Core Vaccines are necessary shots required for every dog to be deemed healthy.  They are generally given within the first 6 months to a year of the puppy’s life.

One of the most important core vaccines is Rabies. This vaccine is first given at 12 weeks old, then at 12 months old, and every 3 years after.  The rabies vaccination has almost completely removed rabies from domestic animals, creating a safer environment for humans, livestock and pets in North America since dogs and cats have been vaccinated. If only Old Yeller had been so lucky!

DA22P  (CDV, CAV-2, CPV-2) are immunization vaccinations that fights adenovirus-2, paravovirus, parainfluenza (all of which could take a dog’s life), and well as distemper.  Distemper is a virus that attacks the neurological and immune systems of canines, and is known to be fatal.
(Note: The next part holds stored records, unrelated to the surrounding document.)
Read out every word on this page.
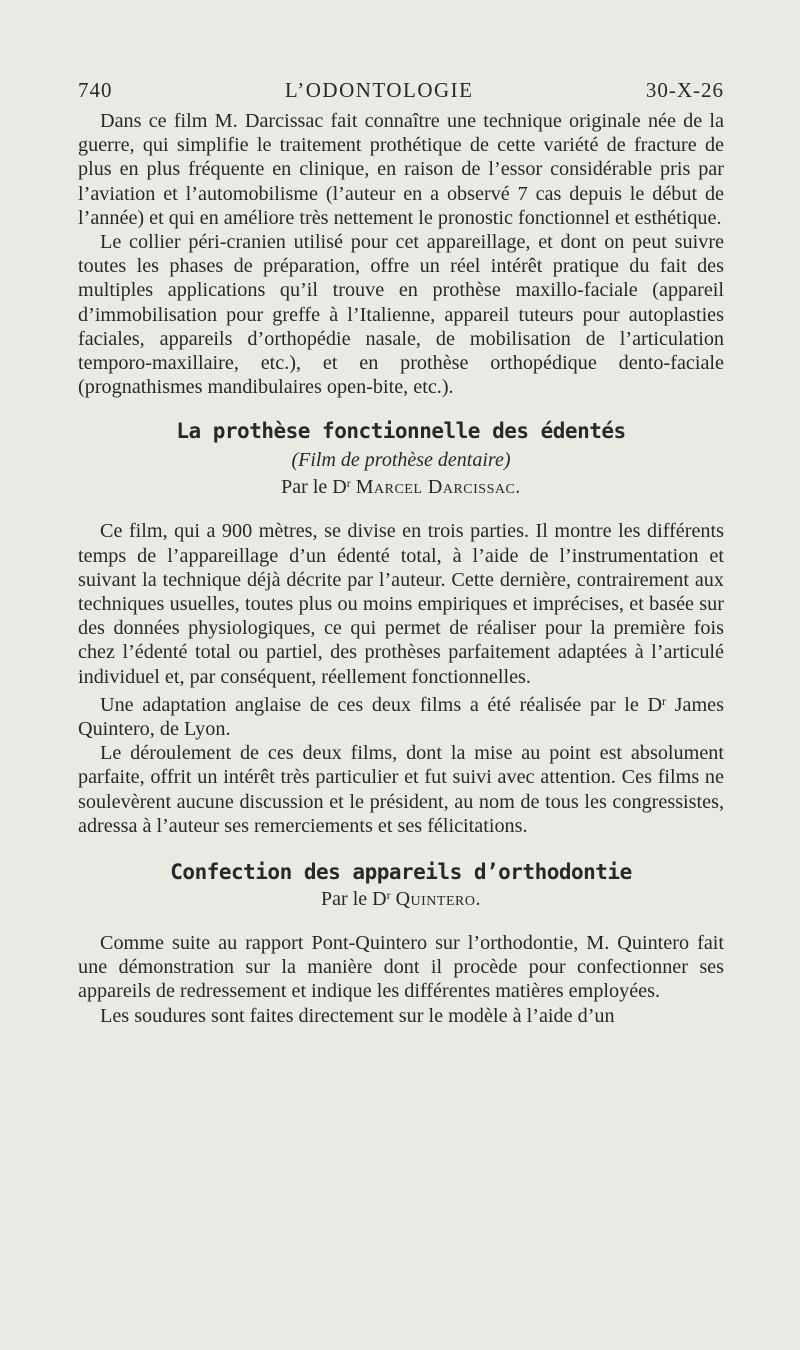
740	L’ODONTOLOGIE	30-X-26

Dans ce film M. Darcissac fait connaître une technique originale née de la guerre, qui simplifie le traitement prothétique de cette variété de fracture de plus en plus fréquente en clinique, en raison de l’essor considérable pris par l’aviation et l’automobilisme (l’auteur en a observé 7 cas depuis le début de l’année) et qui en améliore très nettement le pronostic fonctionnel et esthétique.

Le collier péri-cranien utilisé pour cet appareillage, et dont on peut suivre toutes les phases de préparation, offre un réel intérêt pratique du fait des multiples applications qu’il trouve en prothèse maxillo-faciale (appareil d’immobilisation pour greffe à l’Italienne, appareil tuteurs pour autoplasties faciales, appareils d’orthopédie nasale, de mobilisation de l’articulation temporo-maxillaire, etc.), et en prothèse orthopédique dento-faciale (prognathismes mandibulaires open-bite, etc.).

La prothèse fonctionnelle des édentés
(Film de prothèse dentaire)
Par le $D^r$ Marcel Darcissac.

Ce film, qui a 900 mètres, se divise en trois parties. Il montre les différents temps de l’appareillage d’un édenté total, à l’aide de l’instrumentation et suivant la technique déjà décrite par l’auteur. Cette dernière, contrairement aux techniques usuelles, toutes plus ou moins empiriques et imprécises, et basée sur des données physiologiques, ce qui permet de réaliser pour la première fois chez l’édenté total ou partiel, des prothèses parfaitement adaptées à l’articulé individuel et, par conséquent, réellement fonctionnelles.

Une adaptation anglaise de ces deux films a été réalisée par le $D^r$ James Quintero, de Lyon.

Le déroulement de ces deux films, dont la mise au point est absolument parfaite, offrit un intérêt très particulier et fut suivi avec attention. Ces films ne soulevèrent aucune discussion et le président, au nom de tous les congressistes, adressa à l’auteur ses remerciements et ses félicitations.

Confection des appareils d’orthodontie
Par le $D^r$ Quintero.

Comme suite au rapport Pont-Quintero sur l’orthodontie, M. Quintero fait une démonstration sur la manière dont il procède pour confectionner ses appareils de redressement et indique les différentes matières employées.

Les soudures sont faites directement sur le modèle à l’aide d’un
Puppies are required to receive this shot every 3-4 weeks from the time they are six weeks old, until they are about 16 weeks old.

Non-core vaccinations are often required when specific situations arise, if  an environment demands extra protection, or if a dog has an encounter with something that could threaten his health.  These kind of shots could include anything from Bordetella (protecting against the epidemic kennel cough), canine influenza vaccine which protects dogs from the flu, shots to help ward off Lyme’s disease, which is transmitted through certain ticks, and shots protecting dogs from Leptospirosis which can come from contaminated water.  There are also shots to help protect dogs from rattlesnake venom, if they live in an area near these snakes.  If you have any questions about what kind of medical attention your dog needs, or what shots he should be up to date on, it would be best to consult with your local vet.